206 Bibliotheken, 11 Leser, 1 Gruppe, 74 Rezensionen

irland, historischer roman, krieg, kiera brennan, 12. jahrhundert

Die Herren der Grünen Insel

Kiera Brennan
Fester Einband: 960 Seiten
Erschienen bei Blanvalet, 15.02.2016
ISBN 9783764505592
Genre: Historische Romane

Rezension:

Dieses Buch hat mich überrascht! Es ist gut geschrieben, lässt sich flüssig lesen. Es ist unterteilt nach Jahresabschnitten und innerhalb der Jahresabschnitte springt die Handlung zwischen verschiedenen Charakteren. Zusätzlich ist das Buch fesselnd und spannend durch und durch.
Die Charaktere sind sehr gut beschrieben und sehr tiefgründig. Man lernt sie kennen und manche mag man auch, andere nicht. Durch die Entwicklung, oder durch gelüftete Geheimnisse ändert man über den einen oder anderen die Meinung, was mir sehr gut gefallen hat, da hier nicht alles so einfach ist wie es scheint.Die Protagonisten sind Ascall von Toora (gefürchteter Kriegherr), Riacán (Ascalls Feind), Caitlín (Riacáns Schwester), Faolán (Riacáns Bruder und Barde), Pól (mächtiger Händler), Róisín (Póls Tochter), Aoife (Tochter eines irischen Königs).
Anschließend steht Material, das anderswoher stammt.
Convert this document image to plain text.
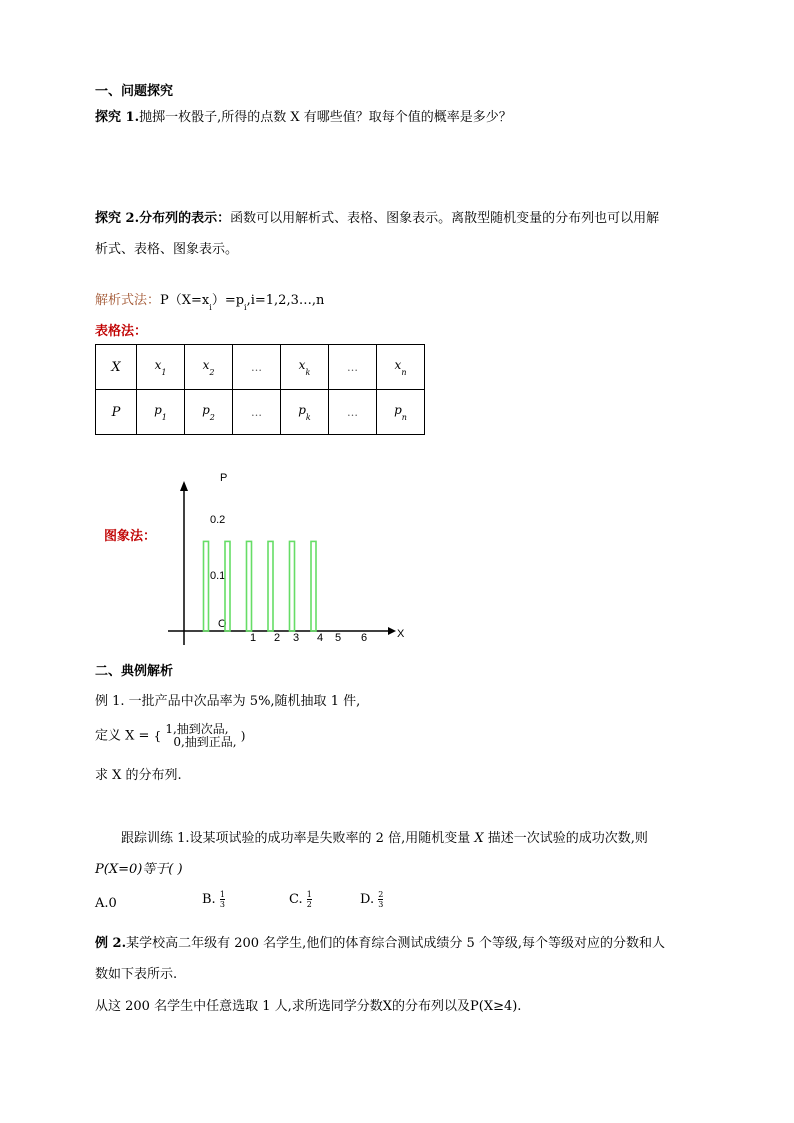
一、问题探究
探究 1.抛掷一枚骰子,所得的点数 X 有哪些值？取每个值的概率是多少？
探究 2.分布列的表示：函数可以用解析式、表格、图象表示。离散型随机变量的分布列也可以用解
析式、表格、图象表示。
解析式法：$P(X=x_i)=p_i,i=1,2,3\dots,n$
表格法：
X	$x_1$	$x_2$	…	$x_k$	…	$x_n$
P	$p_1$	$p_2$	…	$p_k$	…	$p_n$
图象法：
P
X
O
0.1
0.2
1 2 3 4 5 6
二、典例解析
例 1. 一批产品中次品率为 5%,随机抽取 1 件,
定义 X = { 1,抽到次品,
0,抽到正品, )
求 X 的分布列.
跟踪训练 1.设某项试验的成功率是失败率的 2 倍,用随机变量 X 描述一次试验的成功次数,则
P(X=0)等于( )
A.0	B. $\frac{1}{3}$	C. $\frac{1}{2}$	D. $\frac{2}{3}$
例 2.某学校高二年级有 200 名学生,他们的体育综合测试成绩分 5 个等级,每个等级对应的分数和人
数如下表所示.
从这 200 名学生中任意选取 1 人,求所选同学分数X的分布列以及P(X≥4).
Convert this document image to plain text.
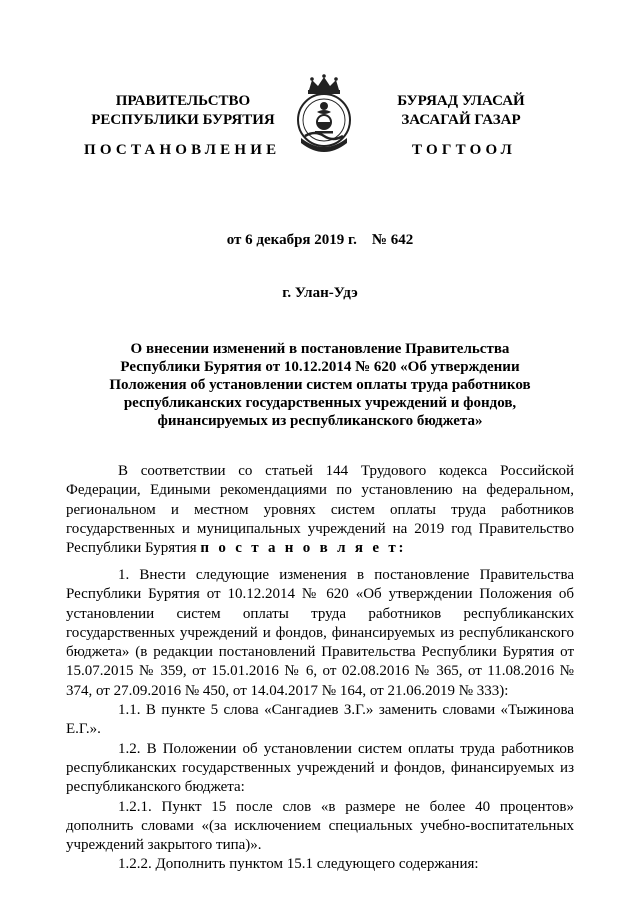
ПРАВИТЕЛЬСТВО
РЕСПУБЛИКИ БУРЯТИЯ
БУРЯАД УЛАСАЙ
ЗАСАГАЙ ГАЗАР
ПОСТАНОВЛЕНИЕ	ТОГТООЛ
от 6 декабря 2019 г.    № 642
г. Улан-Удэ
О внесении изменений в постановление Правительства
Республики Бурятия от 10.12.2014 № 620 «Об утверждении
Положения об установлении систем оплаты труда работников
республиканских государственных учреждений и фондов,
финансируемых из республиканского бюджета»

В соответствии со статьей 144 Трудового кодекса Российской Федерации, Едиными рекомендациями по установлению на федеральном, региональном и местном уровнях систем оплаты труда работников государственных и муниципальных учреждений на 2019 год Правительство Республики Бурятия п о с т а н о в л я е т:

1. Внести следующие изменения в постановление Правительства Республики Бурятия от 10.12.2014 № 620 «Об утверждении Положения об установлении систем оплаты труда работников республиканских государственных учреждений и фондов, финансируемых из республиканского бюджета» (в редакции постановлений Правительства Республики Бурятия от 15.07.2015 № 359, от 15.01.2016 № 6, от 02.08.2016 № 365, от 11.08.2016 № 374, от 27.09.2016 № 450, от 14.04.2017 № 164, от 21.06.2019 № 333):

1.1. В пункте 5 слова «Сангадиев З.Г.» заменить словами «Тыжинова Е.Г.».

1.2. В Положении об установлении систем оплаты труда работников республиканских государственных учреждений и фондов, финансируемых из республиканского бюджета:

1.2.1. Пункт 15 после слов «в размере не более 40 процентов» дополнить словами «(за исключением специальных учебно-воспитательных учреждений закрытого типа)».

1.2.2. Дополнить пунктом 15.1 следующего содержания:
Zwischen dieses Personen springt die Handlung und überschneidet sich teilweise.
Die Geschichte hat mich voll mitgerissen. Irland ist in viele kleine Reiche zersplittert, die sich untereinander und gegeneinander und miteinander bekriegen und zusätzlich droht eine feindliche Übernahme durch den König des anglo-normanischen Reiches. Ascall von Toora ist ein gefürchteter und grausamer Krieger, der Caitlín entführte, und eine wichtige Rolle in diesem Krieg spielt. Doch auch er hat viele Feinde, nicht zuletzt durch die Entführung. Doch wenn der Krieg nur so einfach wäre. Waffen sind die eine Seite der Medaille, Intrigen die Andere. Und von Letzterem gibt es reichlich, denn jeder der Macht hat, übt diese auch aus.
Insgesamt gesehen hat mich das Buch voll überzeugt und ich will wissen wie es weitergeht! Jetzt! ;)Super spannend, tiefgründige Charaktere und ein sehr großer Schauplatz verschiedener Arten von Macht und Krieg. Ein Buch, das auch mit den großen Sagen mithalten kann! Absolute Leseempfehlung!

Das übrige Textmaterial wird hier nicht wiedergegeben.